Bravery – Aakwa’ode’ewin:
Commonly referred to as “Bravery” or “Courage.”
Bravery is represented by the bear. The mother bear has the courage and strength to face her fears and challenges while protecting her young. The bear also shows us how to live a balanced life with rest, survival and play.
To face life with courage is to know bravery.
Find your inner strength to face the difficulties of life and the courage to be yourself. Defend what you believe in and what is right for your community, family and self. Make positive choices and have conviction in your decisions. Face your fears to allow yourself to live your life.
To do what is right even when the consequences are unpleasant.
Our goal is that teachers will learn together with their students about these teachings and bring them into their regular classroom activities.

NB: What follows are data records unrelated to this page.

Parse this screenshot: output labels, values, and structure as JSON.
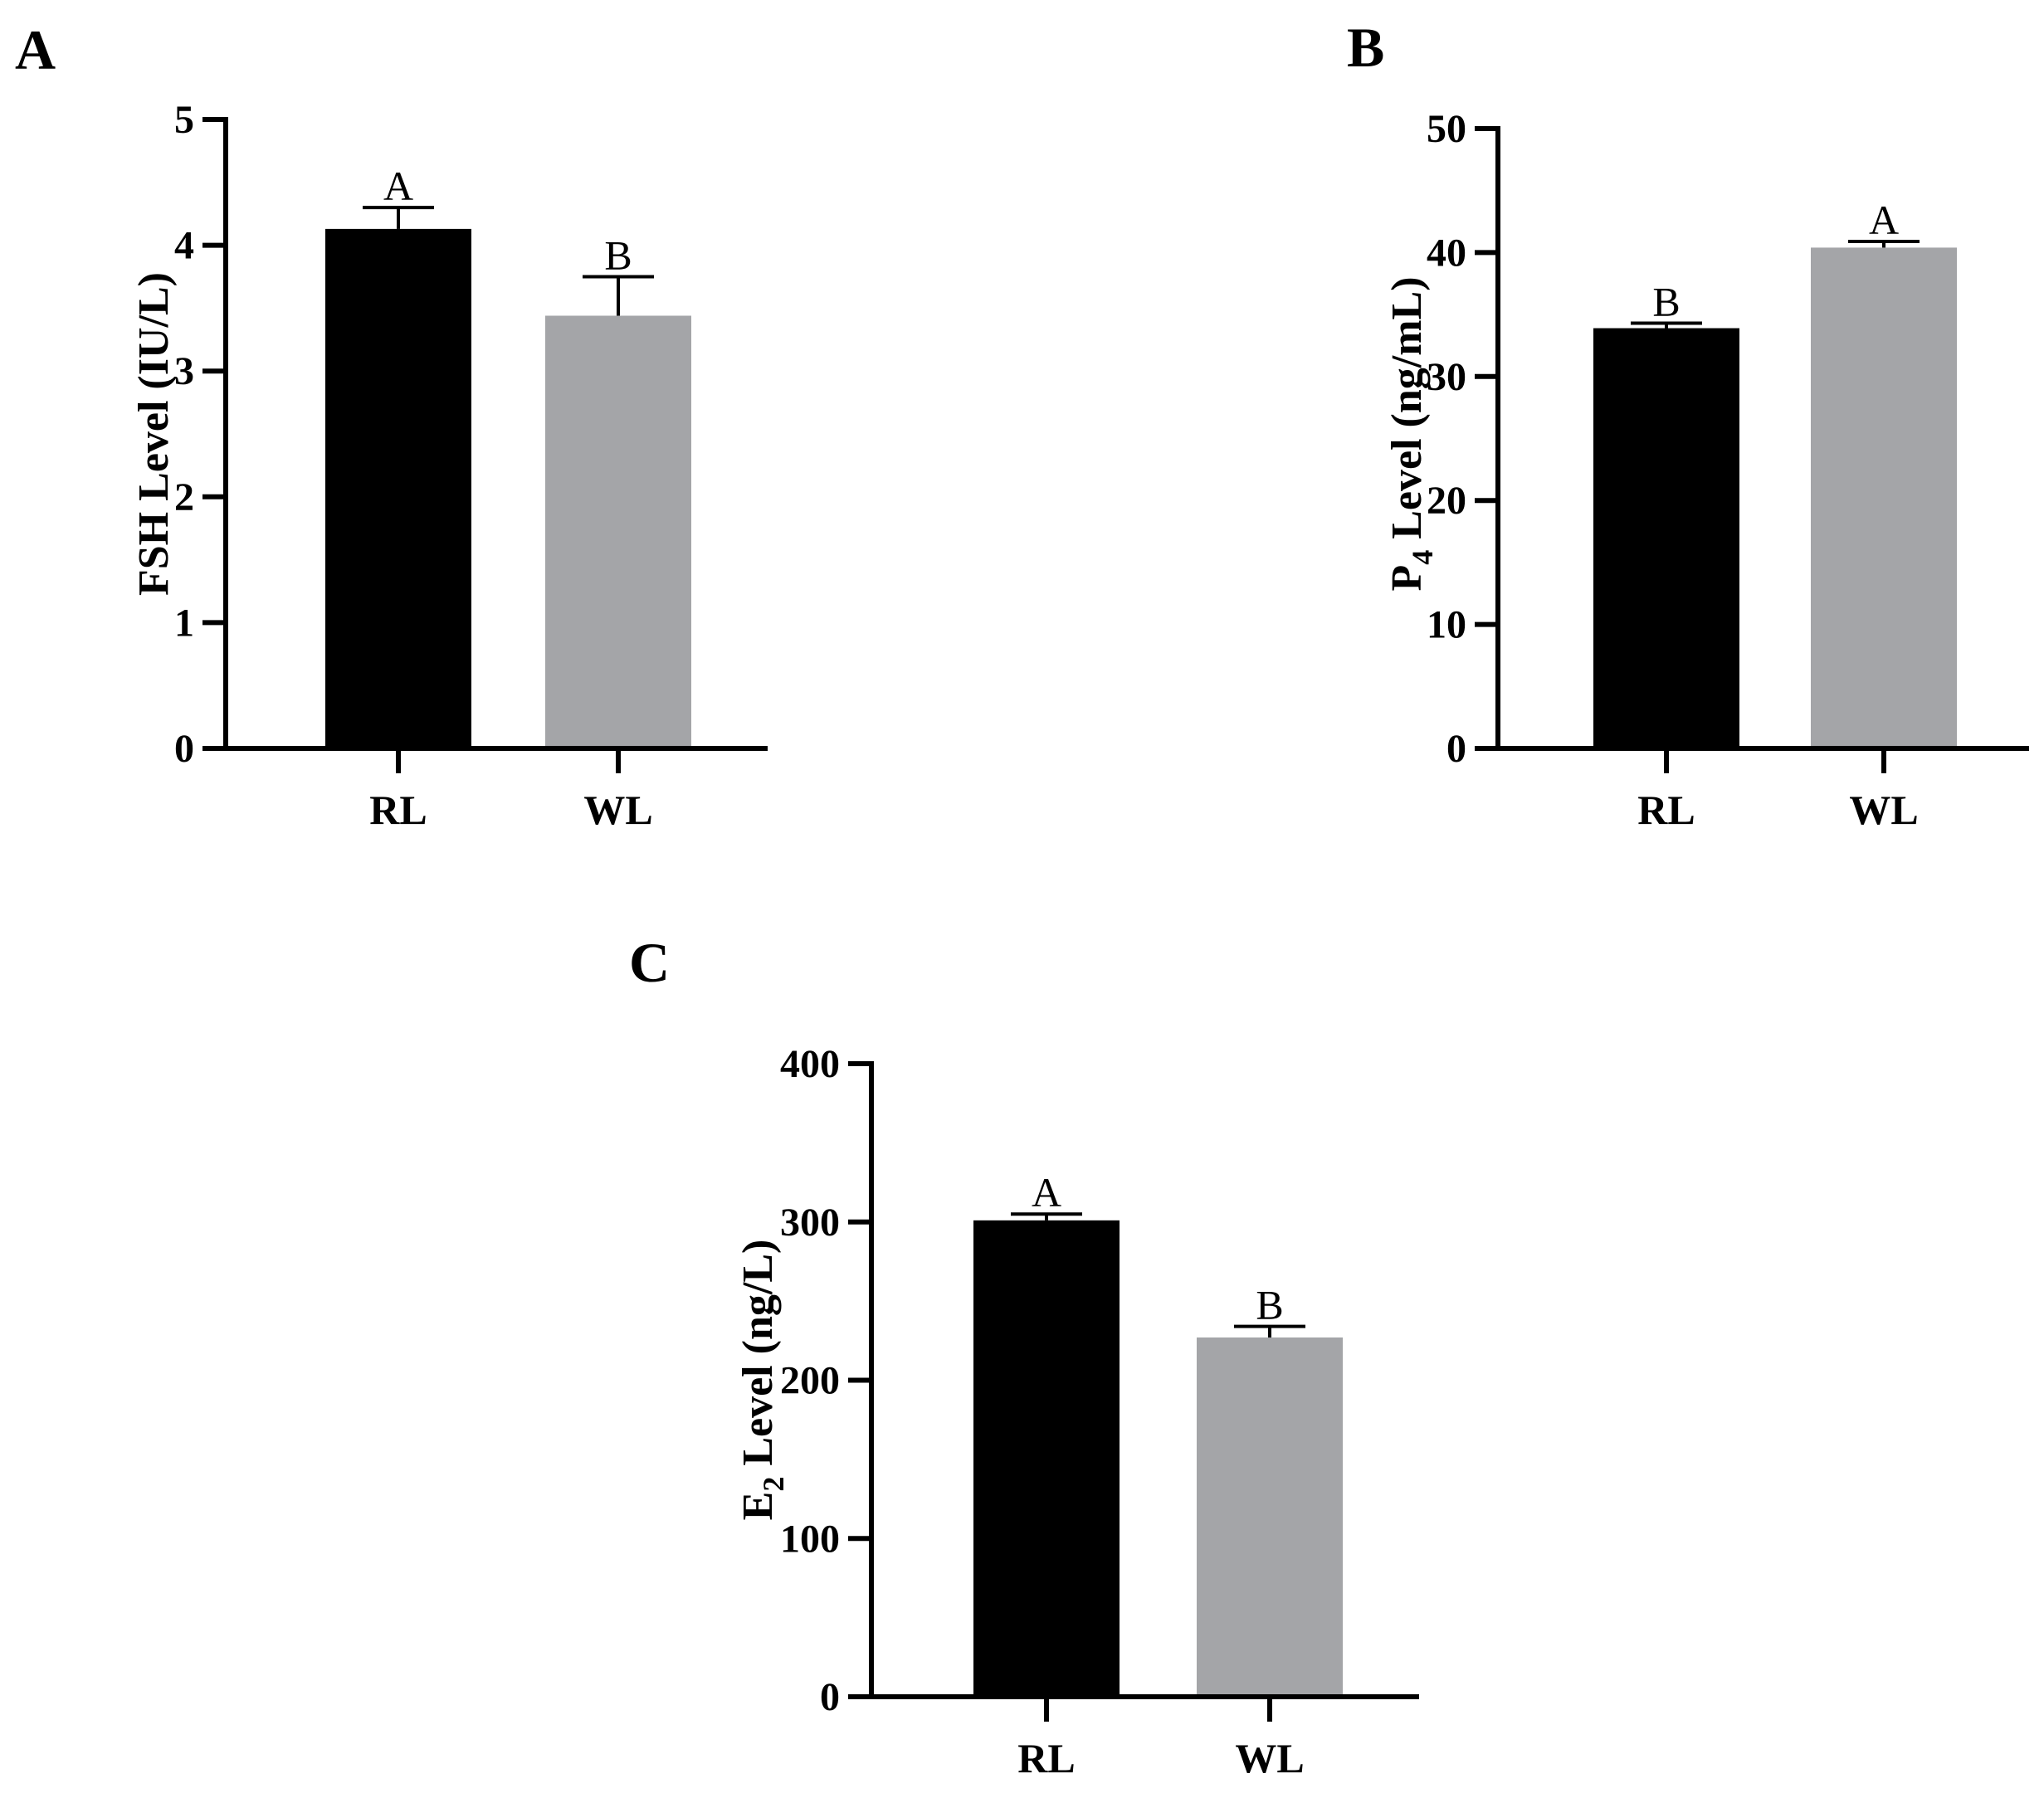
{
  "chart_data": [
    {
      "panel": "A",
      "type": "bar",
      "categories": [
        "RL",
        "WL"
      ],
      "values": [
        4.13,
        3.44
      ],
      "errors": [
        0.17,
        0.31
      ],
      "significance": [
        "A",
        "B"
      ],
      "colors": [
        "#000000",
        "#a4a5a8"
      ],
      "ylabel_main": "FSH Level (IU/L)",
      "ylabel_sub": "",
      "ylabel_tail": "",
      "yticks": [
        "0",
        "1",
        "2",
        "3",
        "4",
        "5"
      ],
      "ylim": [
        0,
        5
      ]
    },
    {
      "panel": "B",
      "type": "bar",
      "categories": [
        "RL",
        "WL"
      ],
      "values": [
        33.9,
        40.4
      ],
      "errors": [
        0.4,
        0.5
      ],
      "significance": [
        "B",
        "A"
      ],
      "colors": [
        "#000000",
        "#a4a5a8"
      ],
      "ylabel_main": "P",
      "ylabel_sub": "4",
      "ylabel_tail": " Level (ng/mL)",
      "yticks": [
        "0",
        "10",
        "20",
        "30",
        "40",
        "50"
      ],
      "ylim": [
        0,
        50
      ]
    },
    {
      "panel": "C",
      "type": "bar",
      "categories": [
        "RL",
        "WL"
      ],
      "values": [
        301,
        227
      ],
      "errors": [
        4,
        7
      ],
      "significance": [
        "A",
        "B"
      ],
      "colors": [
        "#000000",
        "#a4a5a8"
      ],
      "ylabel_main": "E",
      "ylabel_sub": "2",
      "ylabel_tail": " Level (ng/L)",
      "yticks": [
        "0",
        "100",
        "200",
        "300",
        "400"
      ],
      "ylim": [
        0,
        400
      ]
    }
  ]
}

In September, with the focus on Courage, students could:
- draw a picture of themselves being brave
- write about a time they needed courage or a time they were courageous
- present something in front of the class (ex, show-and-tell)

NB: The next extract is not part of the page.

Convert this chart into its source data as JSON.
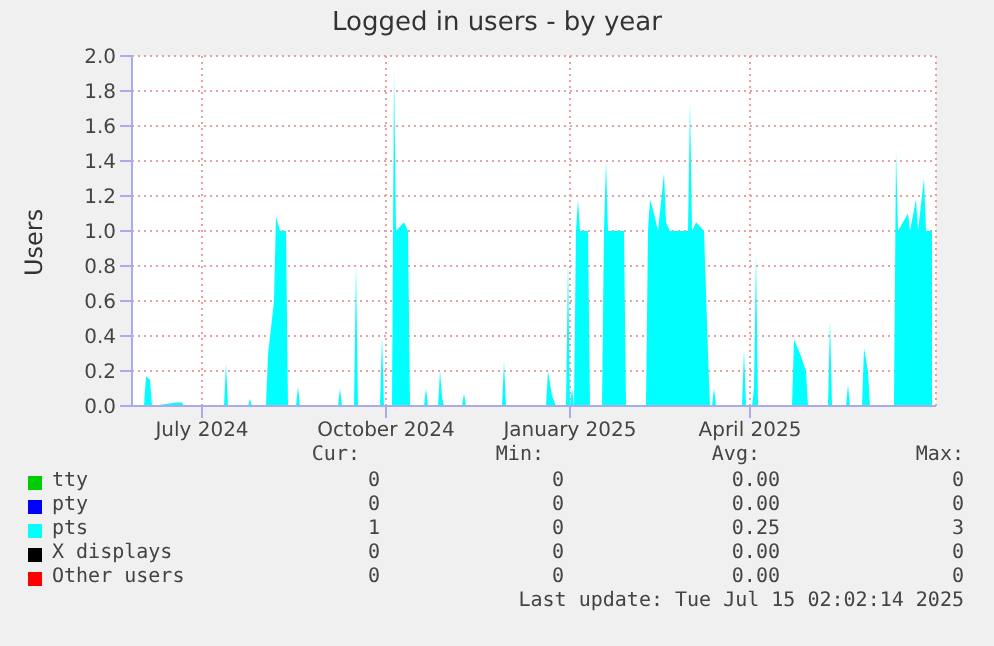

- read aloud in class (ex, What does it mean to be brave?/C’est quoi, le courage?; I am courage/Je suis courageux, or other books about facing fears with courage, as shared on this list)
- have students decorate a Bear and write above or below the Bear what represents Courage for them. On the next page, see the Bear art by Michelle Stoney, a Gitxsan artist who has graciously given permission for anyone to print off and colour this design – she just asks that it not be used for sale or profit.
- brainstorm a list of situations where it helps to have courage
- Learn and share about someone who was courageous, such as Terry Fox and/or Phyllis Webstad
- September 30 is the National Day for Truth and Reconciliation. Consider sharing a book like “With our orange hearts” (“Avec nos coeurs orange”) and have students share about who/what they love.